Jim, it’s probably the steam era, but I only say that because the lyrics allude to smoke billowing from the train’s “snoot”. I couldn’t pin it down more precisely than that. To even know the term “bat chain puller” is a strange thing, and to incorporate it in a song, even stranger. If he had picked it up from conversations in early childhood, that would put it sometime in the early 1940‘s, but he could have heard it from some old guy who used to work on the railroad 50 years before that. And maybe the term was only local jargon which might explain why it’s not ringing any bells here. Beefheart lived in Arizona according to an interview he did on the Dave Letterman show.
 
In UK railway slang at least till the 1960s, signals were referred to as "Boards". A stop signal (red with white stripe) was known as a "Brown One" and a Distant was called a "Yellow One".
 
In UK railway slang at least till the 1960s, signals were referred to as "Boards". A stop signal (red with white stripe) was known as a "Brown One" and a Distant was called a "Yellow One".

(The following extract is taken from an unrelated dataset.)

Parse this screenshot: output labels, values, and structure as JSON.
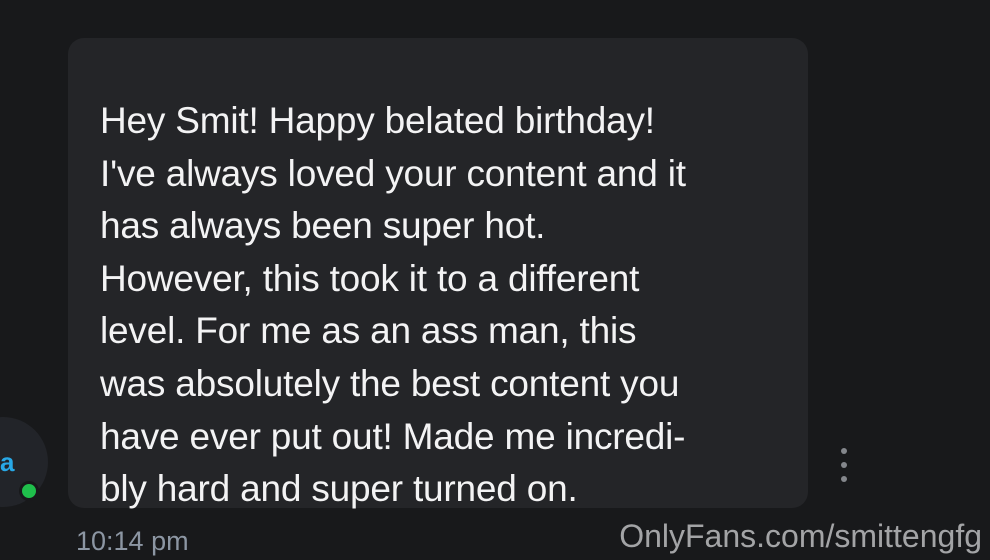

The American ones could have been round like table-tennis bats, or tapered like baseball bats. In the absence of some pictures or someone old enough to really remember them, I guess we will never know.
 
Something like this?

180px-Smashboard_1921.jpg


or this:

160px-Hall_disc_signal_1909.jpg
 
Apparently John's first picture is of smashboards presumably as a last warning that the bridge was open. In the full size picture they appear to be pivoted like a normal signal. The second picture is of a Hall Disc Signal, the first US electrically operated signal patented in 1867.
 
Never mind. This whole thing was only going to be a bit of an inside joke on my part, had it been possible. It's looking like a dead duck, spitting out pieces of it's broken luck.